Although glass beads are used in the illustrated embodiment, alternative spacing elements can also be employed with the present invention. Furthermore, the spacing elements could be integrally formed on base member 24 or insert 42. The complexity and resulting cost of such integral spacing elements, however, would likely be significantly greater than the use of separate discrete spacing elements as shown in the illustrated embodiment.

As resilient member 42 is pressed into groove 30, the total quantity of adhesive located in groove 30 will likely exceed the volume of void space 52 defined between resilient member 42 and some excess adhesive 50a will escape between resilient member 42 and a portion of sidewall 36 as depicted in FIG. 4. Spacing elements 54 may also be transported upwardly with excess adhesive 50a and can thereby also provide another relatively consistent layer of adhesive between resilient member 42 and sidewalls 36. Resilient member 42 is clamped in place as adhesive 50 cures. The curing of adhesive 50 may be done at room temperature, in which case it will take approximately 24 hours. Alternatively, shoe 20 may be placed in an oven at 300° F. (148.9° C.) for between 5 and 15 minutes to provide for the more rapid curing of adhesive 50.

After curing adhesive 50, shoe 20 may be attached to hoof 22 in any one of the various manners of securing horseshoes that are well known in the art. For example, shoe 20 could be attached to hoof 22 using an adhesive. Alternatively, holes 58 may be drilled through shoe 20 and fasteners 56, e.g. nails, driven through holes 58 into hoof 22 as schematically depicted in FIG. 1. When holes 58 are drilled through resilient member 42 and bottom wall 34, the head of fasteners 56 will be seated directly against bottom wall 34 to firmly secure shoe 20 to hoof 22.
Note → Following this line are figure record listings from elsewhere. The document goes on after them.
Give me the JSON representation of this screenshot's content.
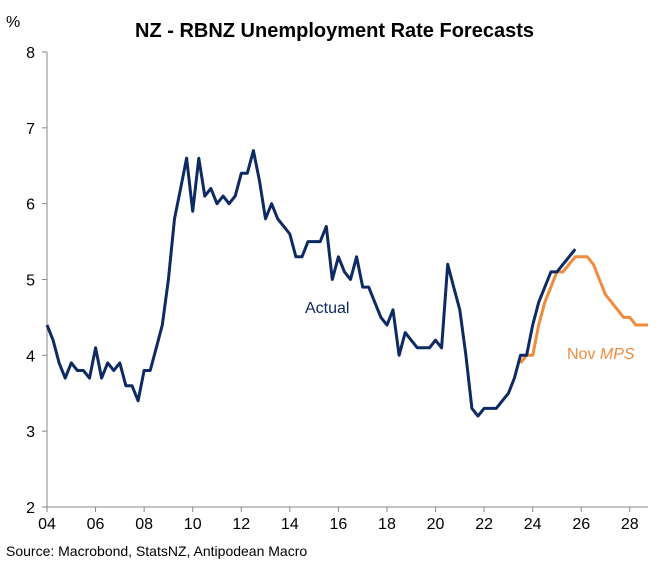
{
  "chart_data": {
    "type": "line",
    "title": "NZ - RBNZ Unemployment Rate Forecasts",
    "ylabel": "%",
    "xlabel": "",
    "ylim": [
      2,
      8
    ],
    "xlim": [
      2004,
      2028.75
    ],
    "yticks": [
      "2",
      "3",
      "4",
      "5",
      "6",
      "7",
      "8"
    ],
    "xticks": [
      {
        "value": 2004,
        "label": "04"
      },
      {
        "value": 2006,
        "label": "06"
      },
      {
        "value": 2008,
        "label": "08"
      },
      {
        "value": 2010,
        "label": "10"
      },
      {
        "value": 2012,
        "label": "12"
      },
      {
        "value": 2014,
        "label": "14"
      },
      {
        "value": 2016,
        "label": "16"
      },
      {
        "value": 2018,
        "label": "18"
      },
      {
        "value": 2020,
        "label": "20"
      },
      {
        "value": 2022,
        "label": "22"
      },
      {
        "value": 2024,
        "label": "24"
      },
      {
        "value": 2026,
        "label": "26"
      },
      {
        "value": 2028,
        "label": "28"
      }
    ],
    "grid": false,
    "series": [
      {
        "name": "Actual",
        "color": "#0d2a63",
        "x_start": 2004.0,
        "x_step": 0.25,
        "values": [
          4.4,
          4.2,
          3.9,
          3.7,
          3.9,
          3.8,
          3.8,
          3.7,
          4.1,
          3.7,
          3.9,
          3.8,
          3.9,
          3.6,
          3.6,
          3.4,
          3.8,
          3.8,
          4.1,
          4.4,
          5.0,
          5.8,
          6.2,
          6.6,
          5.9,
          6.6,
          6.1,
          6.2,
          6.0,
          6.1,
          6.0,
          6.1,
          6.4,
          6.4,
          6.7,
          6.3,
          5.8,
          6.0,
          5.8,
          5.7,
          5.6,
          5.3,
          5.3,
          5.5,
          5.5,
          5.5,
          5.7,
          5.0,
          5.3,
          5.1,
          5.0,
          5.3,
          4.9,
          4.9,
          4.7,
          4.5,
          4.4,
          4.6,
          4.0,
          4.3,
          4.2,
          4.1,
          4.1,
          4.1,
          4.2,
          4.1,
          5.2,
          4.9,
          4.6,
          4.0,
          3.3,
          3.2,
          3.3,
          3.3,
          3.3,
          3.4,
          3.5,
          3.7,
          4.0,
          4.0,
          4.4,
          4.7,
          4.9,
          5.1,
          5.1,
          5.2,
          5.3,
          5.4
        ]
      },
      {
        "name": "Nov MPS",
        "name_parts": [
          "Nov ",
          "MPS"
        ],
        "color": "#f08a3c",
        "x_start": 2023.5,
        "x_step": 0.25,
        "values": [
          3.9,
          4.0,
          4.0,
          4.4,
          4.7,
          4.9,
          5.1,
          5.1,
          5.2,
          5.3,
          5.3,
          5.3,
          5.2,
          5.0,
          4.8,
          4.7,
          4.6,
          4.5,
          4.5,
          4.4,
          4.4,
          4.4
        ]
      }
    ]
  },
  "source": "Source: Macrobond, StatsNZ, Antipodean Macro"
}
As can be seen in FIGS. 2 and 3, base member 24 defines a slanted shoulder 27 at the two ends of its U-shaped configuration. Similarly, resilient member 42 defines slanted shoulders 45 at its two ends. These shoulders are not required but such shoulders are often utilized on racing horseshoes to minimize the possibility that these edges will inadvertently catch on the ground when the horse is running as is well known to those having ordinary skill in the art.

While this invention has been described as having an exemplary design, the present invention may be further modified within the spirit and scope of this disclosure. This application is therefore intended to cover any variations, uses, or adaptations of the invention using its general principles.